Please keep in mind that registers of Dxx type and some other internal registers, except for DSxx, Sxx return to the initial state (usually 0) after initialization of the project (what happens with any editing of project elements - scripts, registers, connections, etc.). If such registers are used as variables to generate event triggers or conditions for executing other scripts, this can lead to a violation of the execution logic. You should consider this feature when choosing registers as input and output script variables.
Variables in scripts declared before the 'main' function store their values between script calls, but also reset when initializing. They can be used to store constants, coefficients, and other similar values.
Some script can be assigned to run on the first scan when the project is initialized and make some initialization of variables from one place. Sometimes you might need to define inside the script itself whether this was the first call after initialization. You can create a global variable first_scan:
first_scan = true -- global var remember value between scans function main (userId) local var = 0 -- local var will be initialized in each script call if first_scan then first_scan = false -[[ Actions for the first scan --]] end --if first_scan -- other actions end -- main
Remember that registers such as Dxx, CDxx and other internal registers, except for DSxx, return to the initial state (usually 0) after initializing the project (which happens when editing project elements - scripts, registers, connections, etc.). If such registers are used as variables to generate event triggers or conditions for executing other scripts, this can lead to a violation of the execution logic. You should consider this feature when choosing registers as input and output script variables.
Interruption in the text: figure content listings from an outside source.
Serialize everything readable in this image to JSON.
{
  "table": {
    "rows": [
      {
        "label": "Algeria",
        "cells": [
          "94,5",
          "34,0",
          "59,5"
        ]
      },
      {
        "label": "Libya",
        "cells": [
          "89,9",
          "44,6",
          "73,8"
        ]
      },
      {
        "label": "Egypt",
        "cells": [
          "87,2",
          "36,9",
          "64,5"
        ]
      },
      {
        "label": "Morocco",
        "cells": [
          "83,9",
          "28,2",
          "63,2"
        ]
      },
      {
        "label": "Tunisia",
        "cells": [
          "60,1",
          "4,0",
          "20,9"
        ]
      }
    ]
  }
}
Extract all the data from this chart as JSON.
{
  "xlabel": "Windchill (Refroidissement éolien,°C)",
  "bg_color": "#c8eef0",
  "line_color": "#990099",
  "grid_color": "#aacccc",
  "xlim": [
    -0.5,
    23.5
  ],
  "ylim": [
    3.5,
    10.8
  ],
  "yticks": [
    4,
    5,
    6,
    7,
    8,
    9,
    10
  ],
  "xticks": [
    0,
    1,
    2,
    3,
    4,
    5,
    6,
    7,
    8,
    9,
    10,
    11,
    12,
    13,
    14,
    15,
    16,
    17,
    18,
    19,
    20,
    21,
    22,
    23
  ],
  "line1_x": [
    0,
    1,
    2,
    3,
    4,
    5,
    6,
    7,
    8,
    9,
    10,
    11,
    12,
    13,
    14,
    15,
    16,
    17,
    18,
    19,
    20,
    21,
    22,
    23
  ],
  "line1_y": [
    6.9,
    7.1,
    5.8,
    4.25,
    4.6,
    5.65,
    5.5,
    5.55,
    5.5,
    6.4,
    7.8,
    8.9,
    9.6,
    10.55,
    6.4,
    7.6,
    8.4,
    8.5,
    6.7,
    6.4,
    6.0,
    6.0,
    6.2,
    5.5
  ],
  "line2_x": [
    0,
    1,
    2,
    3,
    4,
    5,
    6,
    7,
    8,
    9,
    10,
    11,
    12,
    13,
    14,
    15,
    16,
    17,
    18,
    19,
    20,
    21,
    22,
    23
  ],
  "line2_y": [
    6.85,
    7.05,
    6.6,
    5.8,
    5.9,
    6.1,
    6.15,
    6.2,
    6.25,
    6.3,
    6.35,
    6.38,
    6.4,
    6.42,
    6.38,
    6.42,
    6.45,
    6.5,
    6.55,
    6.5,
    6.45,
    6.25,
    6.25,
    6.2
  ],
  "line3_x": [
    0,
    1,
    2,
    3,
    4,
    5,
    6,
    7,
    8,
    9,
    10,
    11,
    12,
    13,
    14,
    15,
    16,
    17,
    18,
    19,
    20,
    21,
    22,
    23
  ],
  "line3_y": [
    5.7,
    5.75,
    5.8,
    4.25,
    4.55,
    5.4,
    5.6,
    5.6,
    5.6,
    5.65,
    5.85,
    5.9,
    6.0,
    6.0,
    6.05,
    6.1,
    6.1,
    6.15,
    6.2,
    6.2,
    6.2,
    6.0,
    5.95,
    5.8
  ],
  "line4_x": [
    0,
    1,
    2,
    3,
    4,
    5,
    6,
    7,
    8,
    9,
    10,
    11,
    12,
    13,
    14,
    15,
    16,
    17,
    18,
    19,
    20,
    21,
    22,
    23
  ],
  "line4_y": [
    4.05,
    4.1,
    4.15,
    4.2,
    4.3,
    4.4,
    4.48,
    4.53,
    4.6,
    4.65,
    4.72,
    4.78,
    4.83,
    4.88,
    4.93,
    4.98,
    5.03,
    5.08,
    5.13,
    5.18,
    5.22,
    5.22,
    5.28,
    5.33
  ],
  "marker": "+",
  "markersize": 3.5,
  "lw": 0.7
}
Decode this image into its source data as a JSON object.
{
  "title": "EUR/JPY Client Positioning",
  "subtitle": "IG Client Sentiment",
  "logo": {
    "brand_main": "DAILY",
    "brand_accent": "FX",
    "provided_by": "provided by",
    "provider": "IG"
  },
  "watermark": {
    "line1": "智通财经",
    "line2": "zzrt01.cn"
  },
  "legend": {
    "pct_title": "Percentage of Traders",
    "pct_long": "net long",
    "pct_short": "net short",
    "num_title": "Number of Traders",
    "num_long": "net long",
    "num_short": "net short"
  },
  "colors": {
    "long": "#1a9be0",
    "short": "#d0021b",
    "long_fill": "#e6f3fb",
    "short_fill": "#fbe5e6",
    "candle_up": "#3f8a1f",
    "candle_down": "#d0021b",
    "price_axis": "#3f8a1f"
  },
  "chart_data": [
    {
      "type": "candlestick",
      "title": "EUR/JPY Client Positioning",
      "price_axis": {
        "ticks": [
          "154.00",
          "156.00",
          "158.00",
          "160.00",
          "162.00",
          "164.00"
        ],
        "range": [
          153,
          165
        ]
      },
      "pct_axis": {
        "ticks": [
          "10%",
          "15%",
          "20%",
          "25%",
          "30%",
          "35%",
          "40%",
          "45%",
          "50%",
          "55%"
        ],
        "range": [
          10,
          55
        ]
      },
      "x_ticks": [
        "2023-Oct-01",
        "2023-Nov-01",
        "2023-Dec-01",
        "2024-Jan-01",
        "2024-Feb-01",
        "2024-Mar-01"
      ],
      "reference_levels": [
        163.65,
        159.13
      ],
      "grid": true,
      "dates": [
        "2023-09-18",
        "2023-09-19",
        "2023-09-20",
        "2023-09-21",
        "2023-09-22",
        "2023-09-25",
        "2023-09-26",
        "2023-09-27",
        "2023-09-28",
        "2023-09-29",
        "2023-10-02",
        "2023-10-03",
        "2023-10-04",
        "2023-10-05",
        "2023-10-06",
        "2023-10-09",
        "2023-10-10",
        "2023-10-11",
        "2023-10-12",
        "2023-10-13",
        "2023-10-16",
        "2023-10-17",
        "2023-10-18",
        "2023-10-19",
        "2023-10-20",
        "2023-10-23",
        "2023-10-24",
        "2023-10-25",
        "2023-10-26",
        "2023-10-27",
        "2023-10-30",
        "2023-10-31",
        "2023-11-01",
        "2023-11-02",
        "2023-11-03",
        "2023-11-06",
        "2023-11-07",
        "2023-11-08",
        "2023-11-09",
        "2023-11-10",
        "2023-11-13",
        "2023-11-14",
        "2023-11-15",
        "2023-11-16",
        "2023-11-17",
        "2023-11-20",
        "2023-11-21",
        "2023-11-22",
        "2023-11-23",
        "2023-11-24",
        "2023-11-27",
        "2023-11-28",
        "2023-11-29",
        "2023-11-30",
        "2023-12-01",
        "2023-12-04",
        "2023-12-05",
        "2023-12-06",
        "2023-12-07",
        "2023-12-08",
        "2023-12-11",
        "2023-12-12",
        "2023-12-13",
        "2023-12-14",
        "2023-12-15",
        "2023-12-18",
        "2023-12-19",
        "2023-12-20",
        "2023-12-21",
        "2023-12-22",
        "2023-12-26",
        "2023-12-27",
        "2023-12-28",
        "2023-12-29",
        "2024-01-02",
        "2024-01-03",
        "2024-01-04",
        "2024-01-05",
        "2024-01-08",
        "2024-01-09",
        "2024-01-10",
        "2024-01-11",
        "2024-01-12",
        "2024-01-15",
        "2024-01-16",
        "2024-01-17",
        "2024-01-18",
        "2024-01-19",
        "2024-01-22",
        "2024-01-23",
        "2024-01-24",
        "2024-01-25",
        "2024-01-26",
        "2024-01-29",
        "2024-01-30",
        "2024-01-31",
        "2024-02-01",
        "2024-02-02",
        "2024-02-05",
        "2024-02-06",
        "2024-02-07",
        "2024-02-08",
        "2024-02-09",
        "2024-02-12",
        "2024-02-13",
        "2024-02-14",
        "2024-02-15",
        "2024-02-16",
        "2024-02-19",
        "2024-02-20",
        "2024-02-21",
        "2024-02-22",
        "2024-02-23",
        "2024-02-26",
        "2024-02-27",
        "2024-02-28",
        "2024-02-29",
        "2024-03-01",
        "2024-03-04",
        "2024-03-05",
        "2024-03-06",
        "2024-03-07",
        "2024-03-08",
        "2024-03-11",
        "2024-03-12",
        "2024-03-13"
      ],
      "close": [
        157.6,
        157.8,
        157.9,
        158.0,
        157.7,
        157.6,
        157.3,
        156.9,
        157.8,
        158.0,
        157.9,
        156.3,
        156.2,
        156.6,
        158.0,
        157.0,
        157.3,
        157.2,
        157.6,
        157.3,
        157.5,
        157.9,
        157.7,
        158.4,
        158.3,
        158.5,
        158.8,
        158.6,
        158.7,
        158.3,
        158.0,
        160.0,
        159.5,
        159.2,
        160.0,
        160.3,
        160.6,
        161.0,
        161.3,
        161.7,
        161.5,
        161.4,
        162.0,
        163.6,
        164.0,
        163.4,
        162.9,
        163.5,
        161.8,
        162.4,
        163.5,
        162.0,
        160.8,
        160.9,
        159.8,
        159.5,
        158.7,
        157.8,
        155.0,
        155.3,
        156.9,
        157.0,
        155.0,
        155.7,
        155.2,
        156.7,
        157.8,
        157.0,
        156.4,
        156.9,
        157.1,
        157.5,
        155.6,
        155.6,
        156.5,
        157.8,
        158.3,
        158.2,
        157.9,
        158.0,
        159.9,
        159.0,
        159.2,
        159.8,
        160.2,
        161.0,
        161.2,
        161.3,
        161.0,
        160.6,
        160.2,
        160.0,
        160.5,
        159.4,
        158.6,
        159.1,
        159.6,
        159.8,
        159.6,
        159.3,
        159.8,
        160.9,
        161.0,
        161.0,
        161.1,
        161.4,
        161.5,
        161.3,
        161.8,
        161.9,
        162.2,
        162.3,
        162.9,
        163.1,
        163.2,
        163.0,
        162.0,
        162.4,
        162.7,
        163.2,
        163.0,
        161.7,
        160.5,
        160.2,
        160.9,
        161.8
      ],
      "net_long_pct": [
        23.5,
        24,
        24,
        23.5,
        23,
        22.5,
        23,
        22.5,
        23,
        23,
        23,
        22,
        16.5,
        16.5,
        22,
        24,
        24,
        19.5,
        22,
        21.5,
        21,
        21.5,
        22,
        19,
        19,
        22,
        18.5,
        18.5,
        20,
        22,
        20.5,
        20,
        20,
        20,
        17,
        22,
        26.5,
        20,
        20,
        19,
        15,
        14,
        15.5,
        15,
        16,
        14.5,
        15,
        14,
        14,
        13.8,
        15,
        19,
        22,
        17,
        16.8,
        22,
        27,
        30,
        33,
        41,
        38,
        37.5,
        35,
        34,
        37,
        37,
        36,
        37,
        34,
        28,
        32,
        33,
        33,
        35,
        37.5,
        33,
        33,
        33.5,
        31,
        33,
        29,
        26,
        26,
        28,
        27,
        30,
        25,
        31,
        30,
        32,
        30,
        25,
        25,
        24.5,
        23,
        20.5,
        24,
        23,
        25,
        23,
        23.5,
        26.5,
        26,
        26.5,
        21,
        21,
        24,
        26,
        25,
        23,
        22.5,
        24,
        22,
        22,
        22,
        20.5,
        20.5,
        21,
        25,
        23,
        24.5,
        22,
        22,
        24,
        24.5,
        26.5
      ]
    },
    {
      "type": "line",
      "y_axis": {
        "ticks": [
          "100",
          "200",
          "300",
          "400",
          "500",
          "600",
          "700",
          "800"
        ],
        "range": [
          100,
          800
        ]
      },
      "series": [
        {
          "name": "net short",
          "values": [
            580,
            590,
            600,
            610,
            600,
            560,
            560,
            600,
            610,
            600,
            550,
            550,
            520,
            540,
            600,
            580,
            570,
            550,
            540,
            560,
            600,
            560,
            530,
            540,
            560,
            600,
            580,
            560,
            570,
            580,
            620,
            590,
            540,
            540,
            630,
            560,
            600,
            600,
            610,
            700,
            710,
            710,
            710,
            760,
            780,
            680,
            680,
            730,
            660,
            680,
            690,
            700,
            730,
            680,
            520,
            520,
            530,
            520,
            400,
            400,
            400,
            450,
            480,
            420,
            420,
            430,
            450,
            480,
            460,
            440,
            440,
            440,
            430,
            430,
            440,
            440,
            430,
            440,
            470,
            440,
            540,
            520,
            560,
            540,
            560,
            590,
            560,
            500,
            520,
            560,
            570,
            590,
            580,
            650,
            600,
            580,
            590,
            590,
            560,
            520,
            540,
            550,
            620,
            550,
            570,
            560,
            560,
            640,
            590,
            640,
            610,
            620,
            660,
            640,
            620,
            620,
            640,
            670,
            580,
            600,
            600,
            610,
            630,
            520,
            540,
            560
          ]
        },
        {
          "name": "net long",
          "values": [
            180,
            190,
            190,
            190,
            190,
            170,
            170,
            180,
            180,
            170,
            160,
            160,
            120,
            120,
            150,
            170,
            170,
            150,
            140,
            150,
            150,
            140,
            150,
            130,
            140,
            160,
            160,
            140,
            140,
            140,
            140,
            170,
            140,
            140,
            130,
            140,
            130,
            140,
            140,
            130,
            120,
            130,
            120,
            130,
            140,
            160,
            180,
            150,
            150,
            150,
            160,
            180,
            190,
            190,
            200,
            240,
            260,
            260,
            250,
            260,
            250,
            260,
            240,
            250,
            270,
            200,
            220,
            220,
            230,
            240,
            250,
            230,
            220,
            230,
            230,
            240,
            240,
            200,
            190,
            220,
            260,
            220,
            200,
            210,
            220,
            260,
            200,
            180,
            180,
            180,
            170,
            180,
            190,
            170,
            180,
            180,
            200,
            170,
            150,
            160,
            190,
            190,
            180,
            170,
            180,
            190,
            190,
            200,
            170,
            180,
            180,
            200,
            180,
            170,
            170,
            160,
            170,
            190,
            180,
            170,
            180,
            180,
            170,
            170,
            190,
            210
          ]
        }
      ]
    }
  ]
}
There are some differences in the operation of the SetReg and WriteReg functions with respect to internal registers (Dxx, DSxx). These functions directly change the values of the internal registers inside the scan, and do not delay WriteReg writing to the next scan start. Thus, at the end of the scan, the internal register can have a value different from the one at the scan input. Then, for example, a situation is possible where:
If the order of execution of the scripts is 1 - 2, then everything will work, because at the current scan start script #2 saw one value, and before its execution another one(which script #1 has changed before), and will correctly work 'by changing the state of the register.' If the script execution order is interchanged, then script 2 will not work, because at the the current scan start it will see the changed value, and the new change will occur after script #2 execution in script #1.
If you take the new WebHMI with clean internal DS - memory, where some complex project has to be run, usually you need some presets (initial values) for correct operation. You can use a recipe feature and make a list of all registers with initial values, and then just apply this recipe.
If the project was linked to Level2 account, when restoring its backup on the new WebHMI, check that Level2 integration is switched off, otherwise this WebHMI may interefer another one which use same Level2 account.
It is desirable after the key moments of logic or calculations in scripts to immediately put the functions INFO, ERROR, DEBUG, TRACE, with respectve values at this point, script's name, line number at the beginning, etc. Then these fragments are conveniently searched and analyzed in the communication log.
When there is a lot of records in the communication log, you can filter out unneccerary output from scripts with this method.
In the script editor, there is a debugging console, which always prints out the functions INFO, DEBUG, ERROR, TRACE regardless of the system log level settings. If the output changes too quickly to analize, you can slow down the script by changging in execution type to “Execute on register's value change” and link to system time register or another one, slower.
There are also messaging functions like AddInfoMessage, which can be used to write in a separate Messages log. Just take care of using them in logic transition points, otherwise you will get huge number of records generated in every scan from these functions.
It is recommended that you split complex scripts into simpler and more frequently used functions that you can reuse. Dividing tme into simpler parts, arranging them in the right order and grouping helps to control the logic of the system and makes it easier to set up the system.